For Tom Thibodeau, Knicks Job Is A Chance To Evolve
As Tom Thibodeau spent last season visiting with friends around the league — guys like Steve Clifford in Orlando, Brad Stevens in Boston, Steve Kerr in Golden State — he said the trips served two purposes.
"You never want to stay the same," Thibodeau told reporters on a Zoom call, part of his official introduction as the new Knicks head coach. "So, all part of it was just a recharge. Get away, relax. The other part was to learn."
It is this desire, something Thibodeau came back to repeatedly during his 30+ minutes with reporters on Thursday, that will determine his level of success in New York.
No one questions his ability to get the most out of players at any given time. Through the years, Thibodeau teams routinely outperform their on-paper talent levels. Years ago, this reporter watched his Bulls go into Barclays Center, and largely playing 5-on-3, dispatch the favored Nets in an elimination game on the road, emblematic of the way Thibodeau teams max out.
And yet: that team, built around massive performances and minutes loads from Luol Deng and Joakim Noah, was not built to last. Both Deng and Noah ceased to be capable of full-time performances by age 30.
This is the dominant question inherent in the Thibodeau hire by a rebuilding team: can he take all the parts of his previous tenures that made him respected throughout the league, and add some of the newer thinking to his overall approach?
On the question of minutes, Thibodeau indicated a willingness to change, a reflection, he said, of the choices made throughout the league.
"I think when you look at the league, and you see the load management that's gone on, it's more positionally-based," Thibodeau said. "I think that if you go back five years, you would see that — LeBron, Durant, Harden, the late Kobe Bryant. Those guys were all playing 30-35 minutes. So they would obviously be matched up there, if they're on the floor."
Thibodeau said as a result, he needed a Jimmy Butler, a Luol Deng in the game to defend those top players. And with the league easing the minute loads of its best players, it largely takes care of itself, that he could substitute out his best defenders in situations where opposing stars are off the floor for longer. He also spoke of the need to be monitoring workload with "sports scientists and athletic trainers". Put simply, he doesn't sound like the dinosaur some made him out to be.
Then again, Butler averaged 36.1 minutes per game in his 10 Minnesota games in 2018-19, so the timeline doesn't quite line up. It bears watching, but Thibodeau says he thinks about it differently right now, and rightly so. 13 players averaged 35 minutes or more in 2019-20. Ten years ago, that number was 42. Five years ago, that had dropped to 15, so Thibodeau is late to this.

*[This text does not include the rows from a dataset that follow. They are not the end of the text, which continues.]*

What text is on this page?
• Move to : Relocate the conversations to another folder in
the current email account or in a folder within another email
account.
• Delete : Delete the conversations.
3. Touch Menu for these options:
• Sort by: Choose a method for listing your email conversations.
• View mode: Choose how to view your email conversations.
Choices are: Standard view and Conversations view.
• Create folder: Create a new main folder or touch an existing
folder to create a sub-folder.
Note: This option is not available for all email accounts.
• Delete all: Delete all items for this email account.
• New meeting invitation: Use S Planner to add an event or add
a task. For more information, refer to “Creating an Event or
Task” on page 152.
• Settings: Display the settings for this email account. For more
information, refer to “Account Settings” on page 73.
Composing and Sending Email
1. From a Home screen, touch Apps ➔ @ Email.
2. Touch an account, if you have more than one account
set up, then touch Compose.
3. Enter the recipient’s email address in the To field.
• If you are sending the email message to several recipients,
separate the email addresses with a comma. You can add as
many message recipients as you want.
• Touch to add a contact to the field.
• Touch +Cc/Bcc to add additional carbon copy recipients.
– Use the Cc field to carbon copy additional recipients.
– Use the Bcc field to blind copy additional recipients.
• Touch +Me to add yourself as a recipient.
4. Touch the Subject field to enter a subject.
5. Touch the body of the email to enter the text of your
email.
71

For the Knicks, though, what matters isn't how quickly he got there, but if he's there now.
There are questions, too, about Thibodeau's style of play, and clearly he's spent enough time studying the league — a major strength he's brought to every job — to sound like the bruising, two-big attack he's often utilized may not be how Knicks Thibs takes on opponents.
"I agree, totally, that the league has changed," Thibodeau said of lineup composition. "You are seeing a lot more five-out, where [in the past] you'd see at least one big on every team, where everyone can shoot threes on the floor. And you're seeing fewer post-ups."
Even so, he noted the use by Toronto of Pascal Siakam in post-ups — but pointedly, he did not cite Philadelphia, which, per Synergy, easily led the league in post up possessions in 2019-20. (Toronto is 17th.) It suggests a very different approach to how and how often paint touches will dictate a Tom Thibodeau offense.
That's reflective of a changed league, too. The 2012-13 Bulls finished with 939 post up possessions. That ranked seventh in the NBA that year. Though teams had only played 64-66 games in 2019-20, only the Sixers were approaching that total, with 816. The Lakers were second — at 560.
And that's the reality of the Tom Thibodeau tenure in New York. He isn't here to win in the 2010 NBA, the 2015 NBA, or even the 2019 NBA. His work starts with the 2020-21 season. He's signed for five years. If it all goes right, he'll be guiding the Knicks in a constantly innovating league that will look different by the middle of this decade from how it even looks now.
So his eagerness to keep on innovating along with it? That's the best news of all for the Knicks as they aim to find a way forward with more success than, well, almost everything that preceded today.
Those trips Thibodeau took —along with some beach time, he said, pushing back on the idea that he never takes time off — may pay off for Thibodeau and the Knicks in ways his Bulls tenure cannot.
"It was great," Thibodeau said. "It allows you to keep up with the league, you get new ideas, you get different ideas. Sometimes you get confirmation of something you were doing. Or see a better way of doing something."